As Clay’s exhibition came to a close, she said having her work on display at a college has been a unique experience.
“I think it’s different from any other type of exhibition I’ve been in because I’m more specifically interacting with students. It’s a different population than just the everyday community,” said Clay.
On display January 24 through March 11, the exhibition featured various events. These events included an opening reception, a curated conversation between Clay and Michael S. Williams, founder of The Black on Black Project and co-sponsor of the exhibition, and an artist workshop with Clay.
During Clay’s workshop, she had the opportunity to connect with students and hear their own experiences.
“It’s been really nice to have people relate to what I’m talking about. Even in different ways, because everybody’s experience is different. But having people say, ‘Yeah, I can really connect to that,’ is cool,” she said.
Gallery Director Molly Hull said Clay’s exhibition drew a large crowd. Hull noticed students connected with the featured artist.
“With her being as young as she is, but also successful, she’s been able to relate to students in ways that other visiting artists or exhibiting artists have not. And students are opening up to her because she’s created a safe space in the gallery,” said Hull. “So it’s been awesome seeing students being so honest.”

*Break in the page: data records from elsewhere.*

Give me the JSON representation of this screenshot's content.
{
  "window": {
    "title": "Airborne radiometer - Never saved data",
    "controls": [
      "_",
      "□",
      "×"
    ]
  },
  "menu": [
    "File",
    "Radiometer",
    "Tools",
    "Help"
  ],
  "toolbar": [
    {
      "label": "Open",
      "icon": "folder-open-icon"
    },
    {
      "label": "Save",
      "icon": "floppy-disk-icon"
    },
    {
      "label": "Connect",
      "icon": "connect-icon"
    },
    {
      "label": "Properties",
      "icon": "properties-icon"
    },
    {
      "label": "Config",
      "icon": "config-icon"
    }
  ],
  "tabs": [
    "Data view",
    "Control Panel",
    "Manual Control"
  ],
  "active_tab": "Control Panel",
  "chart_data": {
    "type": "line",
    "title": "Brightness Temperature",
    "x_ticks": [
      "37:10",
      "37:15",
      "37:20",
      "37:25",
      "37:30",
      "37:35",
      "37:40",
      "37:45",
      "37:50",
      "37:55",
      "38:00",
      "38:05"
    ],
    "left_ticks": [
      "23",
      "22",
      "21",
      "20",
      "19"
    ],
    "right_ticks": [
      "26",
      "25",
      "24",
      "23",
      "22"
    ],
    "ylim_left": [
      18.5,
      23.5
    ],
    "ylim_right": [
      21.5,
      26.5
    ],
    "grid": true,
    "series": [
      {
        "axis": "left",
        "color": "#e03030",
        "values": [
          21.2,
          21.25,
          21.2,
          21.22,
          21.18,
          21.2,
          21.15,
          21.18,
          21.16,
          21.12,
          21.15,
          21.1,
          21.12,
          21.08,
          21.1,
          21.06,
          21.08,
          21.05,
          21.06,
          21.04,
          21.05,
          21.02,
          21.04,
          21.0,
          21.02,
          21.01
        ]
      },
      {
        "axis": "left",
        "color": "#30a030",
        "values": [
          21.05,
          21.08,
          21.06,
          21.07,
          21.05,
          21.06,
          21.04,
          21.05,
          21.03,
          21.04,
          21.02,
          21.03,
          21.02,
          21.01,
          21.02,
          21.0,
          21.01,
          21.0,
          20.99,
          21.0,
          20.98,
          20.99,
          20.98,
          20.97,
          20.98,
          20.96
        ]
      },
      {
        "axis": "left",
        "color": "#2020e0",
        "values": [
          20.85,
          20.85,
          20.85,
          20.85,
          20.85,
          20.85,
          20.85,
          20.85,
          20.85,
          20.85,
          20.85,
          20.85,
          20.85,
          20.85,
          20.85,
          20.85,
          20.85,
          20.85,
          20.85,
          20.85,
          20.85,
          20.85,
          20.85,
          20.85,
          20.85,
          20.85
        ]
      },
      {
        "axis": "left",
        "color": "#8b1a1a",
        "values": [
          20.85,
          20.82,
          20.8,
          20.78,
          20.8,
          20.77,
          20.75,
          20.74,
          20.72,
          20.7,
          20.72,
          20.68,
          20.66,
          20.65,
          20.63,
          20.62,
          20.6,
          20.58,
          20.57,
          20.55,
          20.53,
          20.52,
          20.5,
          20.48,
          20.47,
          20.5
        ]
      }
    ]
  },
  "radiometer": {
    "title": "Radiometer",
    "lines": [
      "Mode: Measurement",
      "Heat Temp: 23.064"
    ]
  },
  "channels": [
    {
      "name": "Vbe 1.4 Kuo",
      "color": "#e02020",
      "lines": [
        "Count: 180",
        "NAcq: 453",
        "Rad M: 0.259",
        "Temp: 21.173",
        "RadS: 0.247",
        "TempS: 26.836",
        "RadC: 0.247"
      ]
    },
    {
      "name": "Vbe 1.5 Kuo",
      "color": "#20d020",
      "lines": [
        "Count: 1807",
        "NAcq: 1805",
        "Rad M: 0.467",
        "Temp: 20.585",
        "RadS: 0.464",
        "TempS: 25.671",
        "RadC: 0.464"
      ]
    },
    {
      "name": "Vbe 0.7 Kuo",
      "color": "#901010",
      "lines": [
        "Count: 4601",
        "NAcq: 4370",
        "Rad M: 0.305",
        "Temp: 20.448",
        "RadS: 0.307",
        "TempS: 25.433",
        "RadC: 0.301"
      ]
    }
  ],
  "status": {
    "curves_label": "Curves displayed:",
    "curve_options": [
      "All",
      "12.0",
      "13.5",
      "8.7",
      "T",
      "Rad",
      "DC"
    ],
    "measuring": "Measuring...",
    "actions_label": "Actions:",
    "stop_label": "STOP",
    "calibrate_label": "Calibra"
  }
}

Clay hopes her exhibition inspired viewers to have conversations they have never had before. She also hopes it encouraged them to recognize the impact others have had on their lives, much like matriarchs have had on hers.
“I am hoping that when I do make these drawings of these matriarchs and these people who have had incredible impacts on my life and I know on others’ lives, that it’s serving as a tribute,” said Clay. “I’m putting all of this love and care into the drawing process and the dyeing process to prepare this space for them to exist in. I’m hoping that translates so that people will see the work and maybe understand the impact that they’ve had on my life.”